After long days at work on Samothrace, and after leisurely outdoor dinners that began with ouzo at sunset and ended with wine by starlight, the long-time architect at the excavations, the wonderful John Kurtich would muse in the dark about the otherworldly pull of the place. He spoke to us of ley lines, originally described in Alfred Watkins’ Early British Trackways. Watkins postulated that prehistoric people navigated by a series of points and alignments that often included the tops of hills and other such locations, ultimately forming a series of trackways that connected via straight lines, which he felt were still visible in both natural features and human interventions in the landscape.

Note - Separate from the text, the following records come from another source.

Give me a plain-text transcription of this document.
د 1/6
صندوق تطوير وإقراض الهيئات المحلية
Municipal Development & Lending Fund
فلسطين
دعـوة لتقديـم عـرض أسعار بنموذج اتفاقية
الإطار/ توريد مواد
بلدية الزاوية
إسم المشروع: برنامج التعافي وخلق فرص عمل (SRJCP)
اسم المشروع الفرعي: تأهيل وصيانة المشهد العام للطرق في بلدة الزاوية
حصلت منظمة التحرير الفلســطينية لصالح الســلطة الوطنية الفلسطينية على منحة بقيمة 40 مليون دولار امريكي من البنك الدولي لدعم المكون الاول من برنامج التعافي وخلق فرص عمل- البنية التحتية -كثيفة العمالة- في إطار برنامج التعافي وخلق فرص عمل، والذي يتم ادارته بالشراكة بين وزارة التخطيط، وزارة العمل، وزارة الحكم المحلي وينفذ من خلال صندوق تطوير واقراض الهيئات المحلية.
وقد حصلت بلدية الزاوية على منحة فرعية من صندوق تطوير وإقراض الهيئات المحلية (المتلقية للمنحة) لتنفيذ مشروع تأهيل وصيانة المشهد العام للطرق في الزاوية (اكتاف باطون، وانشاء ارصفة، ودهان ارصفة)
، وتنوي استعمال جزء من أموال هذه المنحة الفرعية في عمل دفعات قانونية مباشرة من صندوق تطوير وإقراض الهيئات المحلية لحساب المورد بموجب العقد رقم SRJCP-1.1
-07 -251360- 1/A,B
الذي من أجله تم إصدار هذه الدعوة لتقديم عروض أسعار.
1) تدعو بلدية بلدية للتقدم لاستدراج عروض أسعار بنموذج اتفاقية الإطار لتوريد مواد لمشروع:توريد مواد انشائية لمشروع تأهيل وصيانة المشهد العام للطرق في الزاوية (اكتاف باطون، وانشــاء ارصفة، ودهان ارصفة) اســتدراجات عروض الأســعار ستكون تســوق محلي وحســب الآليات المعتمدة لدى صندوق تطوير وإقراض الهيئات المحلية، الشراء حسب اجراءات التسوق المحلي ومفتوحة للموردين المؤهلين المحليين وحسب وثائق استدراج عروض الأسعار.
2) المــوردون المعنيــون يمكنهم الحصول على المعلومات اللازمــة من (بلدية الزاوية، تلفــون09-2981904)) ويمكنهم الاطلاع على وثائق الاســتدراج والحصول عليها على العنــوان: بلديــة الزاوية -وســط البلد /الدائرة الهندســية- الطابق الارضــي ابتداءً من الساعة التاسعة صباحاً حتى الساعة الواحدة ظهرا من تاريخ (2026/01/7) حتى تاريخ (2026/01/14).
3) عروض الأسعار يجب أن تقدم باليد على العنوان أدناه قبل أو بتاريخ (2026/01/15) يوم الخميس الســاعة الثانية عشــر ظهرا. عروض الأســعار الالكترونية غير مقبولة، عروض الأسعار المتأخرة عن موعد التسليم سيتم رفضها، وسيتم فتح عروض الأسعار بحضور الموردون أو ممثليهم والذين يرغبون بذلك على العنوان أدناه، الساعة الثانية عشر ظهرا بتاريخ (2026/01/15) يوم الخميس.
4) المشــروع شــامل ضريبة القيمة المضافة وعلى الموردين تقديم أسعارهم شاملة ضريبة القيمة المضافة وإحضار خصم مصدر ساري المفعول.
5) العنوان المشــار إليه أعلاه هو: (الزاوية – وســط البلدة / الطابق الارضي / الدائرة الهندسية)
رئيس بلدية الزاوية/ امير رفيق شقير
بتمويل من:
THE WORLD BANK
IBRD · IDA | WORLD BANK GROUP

Over time these speculations were embraced by others, and the significance of ley lines expanded far beyond anything that Watkins intended, even into the paranormal, so that places of great historical and spiritual significance are postulated to have been built in particular places almost inevitably; their siting at specific geographic locations a function of the power and energy that exudes from the places themselves. (Dan Brown popularized this idea in The Da Vinci Code with his invention of the Rose Line running through Paris.) Stonehenge, the pyramids, Mont-St-Michel, Glastonbury Abbey, Chartres Cathedral, Machu Picchu, and yes, Delphi and Samothrace, all have been identified as existing on ley lines. It was never clear to me that John, as incredibly learned as he was, really believed this, but he had spent so many years at the site that its mystical aura enfolded him even more deeply than it did us.
On our last night in Athens, at the urging of our 15-year-old electric guitar-playing son, we went to hear Roger Waters perform “The Wall” at the new Olympic Stadium. As the performance proceeds, stone by stone, a giant wall is erected across the stage, ultimately obscuring the musicians, and even Roger Waters himself, from the audience. The wall becomes a projection screen, most dramatically during the intermission, when images of people killed in various wars fill the screen. Ultimately, at the climax of the concert, the wall is torn down and huge blocks tumble across the stage and even into the audience, leaving behind a ruin, the absence of the music eclipsed by the aura of euphoria left in the stadium (Figs. 8 and 9). It seemed a fitting end to our trip.